Je le regardai s'éloigner, imposant dans sa silhouette, et me surprenais à ressentir une petite paix passagère. Trois ans après ma séparation, seuls deux hommes avaient essayé de se frayer un chemin vers moi. Le premier était un ancien collègue de la station, un partenaire d'émission qui, un soir, m'avait avoué ses sentiments. Je l'avais repoussé. Peu après, sa vie avait connu des remous ; on aurait dit que mon refus lui avait attiré des ennuis. J'appris plus tard qu'on l'avait surveillé, puni peut-être, et que mes anciens beaux-parents semblaient tenir un œil sur mes allées et venues. Tout ceci me fit comprendre que je n'étais jamais vraiment seule sous ce regard qui épiait.

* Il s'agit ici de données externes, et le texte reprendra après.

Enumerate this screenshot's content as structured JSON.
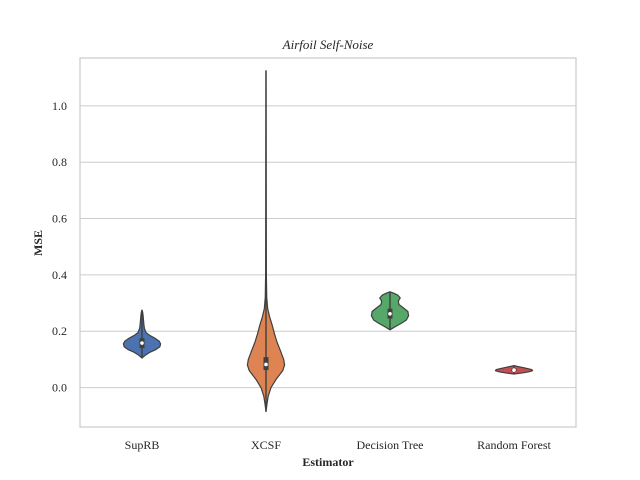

Je quittai le café en gardant pour moi ces pensées : la crainte d'Emmanuel, la sollicitude inattendue du Dr Yves, et la certitude que mes pas étaient suivis depuis longtemps. Je n'avais pas l'intention de me laisser dicter ma conduite, mais l'appel de ce matin m'avait rappelé que la liberté se paye parfois au prix de la prudence.
Il m'avait lancé à la figure, le regard brûlant :
« Tu n'es qu'un fléau ! J'aurais préféré ne jamais croiser ton chemin. J'abandonne tout... Dis à ses hommes que ton souvenir ne me hantera plus jamais ! »
Deux jours plus tard, il avait tenu parole et remis sa démission. Mais l'homme suivant dans cette histoire, c'était le docteur Yves.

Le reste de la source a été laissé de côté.